Y ahí es donde la frase cobra todavía más sentido: Maki es una menos para Morena. Porque el evento en Reynosa no tuvo tono de coalición. Tuvo tono de emancipación política. El Verde ya empezó a comportarse como fuerza separada, con estructura propia, con narrativa propia, con candidata propia y con ambición propia. Y Maki Ortiz aparece en el centro de todo ese armado.
Ahora bien, tampoco hay que perder de vista otra realidad que en el Verde parecen haber olvidado en medio del entusiasmo. Sí, existen cuadros políticos dentro del partido en Tamaulipas, sería absurdo negarlo, pero buena parte de los espacios que obtuvieron en la elección pasada no nacieron realmente de una fuerza electoral propia del Verde. Nacieron del siglado, de los acuerdos políticos y de actores que compitieron bajo esas siglas, pero que en realidad eran operadores, estructuras y candidaturas impulsadas por Morena.

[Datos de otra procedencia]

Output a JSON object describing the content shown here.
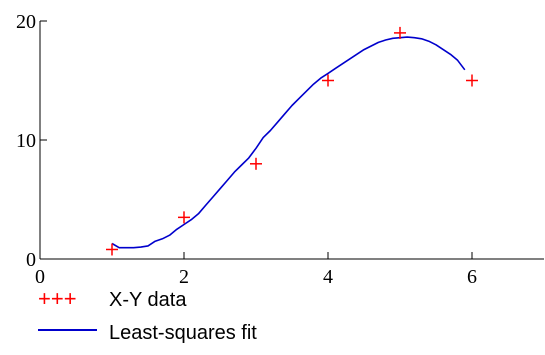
{
  "chart_data": {
    "type": "line",
    "xlim": [
      0,
      7
    ],
    "ylim": [
      0,
      20
    ],
    "xticks": [
      0,
      2,
      4,
      6
    ],
    "yticks": [
      0,
      10,
      20
    ],
    "grid": false,
    "legend_position": "bottom-left",
    "colors": {
      "data_marker": "#ff0000",
      "fit_line": "#0000cc",
      "axes": "#000000"
    },
    "series": [
      {
        "name": "X-Y data",
        "style": "markers",
        "marker": "+",
        "x": [
          1,
          2,
          3,
          4,
          5,
          6
        ],
        "y": [
          0.8,
          3.5,
          8,
          15,
          19,
          15
        ]
      },
      {
        "name": "Least-squares fit",
        "style": "line",
        "x": [
          1.0,
          1.1,
          1.2,
          1.3,
          1.4,
          1.5,
          1.6,
          1.7,
          1.8,
          1.9,
          2.0,
          2.1,
          2.2,
          2.3,
          2.4,
          2.5,
          2.6,
          2.7,
          2.8,
          2.9,
          3.0,
          3.1,
          3.2,
          3.3,
          3.4,
          3.5,
          3.6,
          3.7,
          3.8,
          3.9,
          4.0,
          4.1,
          4.2,
          4.3,
          4.4,
          4.5,
          4.6,
          4.7,
          4.8,
          4.9,
          5.0,
          5.1,
          5.2,
          5.3,
          5.4,
          5.5,
          5.6,
          5.7,
          5.8,
          5.9
        ],
        "y": [
          1.3,
          0.95,
          0.95,
          0.95,
          1.0,
          1.1,
          1.5,
          1.7,
          2.0,
          2.5,
          2.9,
          3.3,
          3.8,
          4.5,
          5.2,
          5.9,
          6.6,
          7.3,
          7.9,
          8.5,
          9.3,
          10.2,
          10.8,
          11.5,
          12.2,
          12.9,
          13.5,
          14.1,
          14.7,
          15.2,
          15.6,
          16.0,
          16.4,
          16.8,
          17.2,
          17.6,
          17.9,
          18.2,
          18.4,
          18.55,
          18.6,
          18.65,
          18.6,
          18.5,
          18.3,
          18.0,
          17.6,
          17.2,
          16.7,
          15.9
        ]
      }
    ],
    "legend": [
      {
        "marks": "+++",
        "label": "X-Y data"
      },
      {
        "marks": "line",
        "label": "Least-squares fit"
      }
    ]
  }
}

Muchos de esos votos no eran verdes. Eran votos morenistas prestados temporalmente para acomodar alianzas, candidaturas y posiciones. Esa es la parte que algunos hoy parecen confundir peligrosamente. Porque una cosa es ganar usando la maquinaria territorial, la narrativa presidencial, la estructura electoral y el arrastre político de Morena. Y otra muy distinta es descubrir cuánto pesa realmente el Verde cuando le toca caminar solo.
Por eso será interesante ver los “números” que obtengan ahora que ya se sienten potencia electoral independiente y andan tan alzados creyendo que el capital político era exclusivamente suyo.
Y ahí están los antecedentes recientes para aterrizarlos un poco. En la pasada elección al Senado de la República, en Reynosa —la ciudad controlada por el grupo Peña Ortiz— apenas lograron alrededor de 17 mil votos propios. Diecisiete mil, en la joya de la corona, en su principal bastión político, en el municipio donde supuestamente operan con absoluta fuerza territorial.
Pobrecitos. Aún no les cae el veinte.